PRIO invites you to a seminar on Soth-Korean politics with professor Kim Dong-Choon.
Rightwing anti-communism was a global phenomenon in the US-dominated Cold War period. South Korea, as a divided nation and a front-line state in the Cold War era, was characterized by a permanent rightist rule. The global Cold War and three years’ hot war (1950-1953) meant a continuation of colonialism for South Korea. The US occupation and containment policy in East Asia revitalized the former Japanese collaborators, who took the new clothes of anticommunism. Synchronized with the exoneration of Japanese War criminals, US military government recruited the former pro-Japanese collaborators in South Korea. The three years’ civil war (1950-1953) contributed to consolidating the rightists’ grip on power in South Korea which largely explains the subsequent developments so far in South Korean politics and South/North relations. The growth of neo-rightist politics in Japan and South Korea today is originating from the post-colonial politics in Northeast Asia. Though Korea’s democratization movement has been known to the world public by its dauntlessness and reluctance to compromise, it utterly failed to dismantle the basic framework of an anticommunist system. Especially, in today’s conservative Park Geun-hye government, the National Intelligence Service (former Korean Central Intelligence Agency), which was notorious for its torture-based “investigations” and illegal intervening in domestic politics, re-conquered the political terrain.

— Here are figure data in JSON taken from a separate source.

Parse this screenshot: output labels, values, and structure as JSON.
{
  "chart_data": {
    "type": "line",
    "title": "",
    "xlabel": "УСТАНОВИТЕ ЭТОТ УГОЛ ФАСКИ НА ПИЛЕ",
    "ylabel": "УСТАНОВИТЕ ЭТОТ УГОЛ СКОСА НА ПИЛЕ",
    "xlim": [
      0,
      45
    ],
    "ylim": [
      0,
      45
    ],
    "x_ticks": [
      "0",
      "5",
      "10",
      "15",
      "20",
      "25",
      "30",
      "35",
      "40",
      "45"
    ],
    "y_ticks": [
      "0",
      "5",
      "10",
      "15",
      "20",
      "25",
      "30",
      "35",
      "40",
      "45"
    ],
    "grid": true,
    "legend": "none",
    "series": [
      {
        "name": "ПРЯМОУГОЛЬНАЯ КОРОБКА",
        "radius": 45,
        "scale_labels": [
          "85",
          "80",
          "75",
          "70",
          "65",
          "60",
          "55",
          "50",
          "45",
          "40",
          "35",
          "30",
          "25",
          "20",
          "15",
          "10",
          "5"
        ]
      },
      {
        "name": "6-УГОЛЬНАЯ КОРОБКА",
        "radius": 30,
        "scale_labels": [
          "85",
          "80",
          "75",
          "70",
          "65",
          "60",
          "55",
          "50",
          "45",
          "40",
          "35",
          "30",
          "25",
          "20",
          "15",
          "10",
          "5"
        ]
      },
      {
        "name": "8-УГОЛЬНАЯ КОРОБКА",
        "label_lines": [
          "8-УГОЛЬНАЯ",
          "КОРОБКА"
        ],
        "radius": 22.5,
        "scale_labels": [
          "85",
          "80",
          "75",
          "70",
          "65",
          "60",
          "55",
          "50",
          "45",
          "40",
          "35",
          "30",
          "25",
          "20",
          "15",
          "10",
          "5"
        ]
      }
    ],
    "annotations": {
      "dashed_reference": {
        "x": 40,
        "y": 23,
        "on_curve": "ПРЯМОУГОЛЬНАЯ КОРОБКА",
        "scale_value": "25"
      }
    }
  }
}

The long-lasting anticommunism in South Korean politics is conditioned by South Korea’s position as a divided state. In this sense, the North Korean totalitarian system and its supposed ‘enemy’ in South Korea co-exist inside a frame of mutual inter-dependence. We can also understand the Japanese turn to the right since 1980 in the context of North-East Asian geopolitics dominated by the United States since 1945.
Kim Dong-Choon
Kim Dong-Choon is a professor of sociology, SungKongHoe University, Seoul. He has served the Korean government as a standing commissioner of the Truth and Reconciliation Commission, Republic of Korea (TRCK) from December 1, 2005 to December 10, 2009. As a commissioner, he has directed the first-ever official and governmentally sanctioned investigation of the Korean War massacres. He got his PhD from Seoul National University (1993). The research areas that he has focused on, are historical sociology of Korean politics, working class formation and the Korean War. He also has acted as an organizer of progressive academic movements since the 1980s and have participated in several civil movements in South Korea (co-builder of People’s Solidarity for Participatory Democracy, or PSPD, in Korea). In 2004, the Hankyoreh (Korea's most progressive newspaper) nominated him as one of '100 people who will lead Korean society'. He was awarded the 20th DanJe Prize (단재상) in 2005 for his academic achievements and social activities.
Kim Dong-Choon has written manifold academic articles and several books (in Korean) including Social Movement in 1960s of Korea (1991). A Study of Korea's Working Class (1995), Shadow of Modernity (2000), War and Society (2000), Engine of America-Market and War (2004). This is a War over Memory (2013), and War-Politics (2013).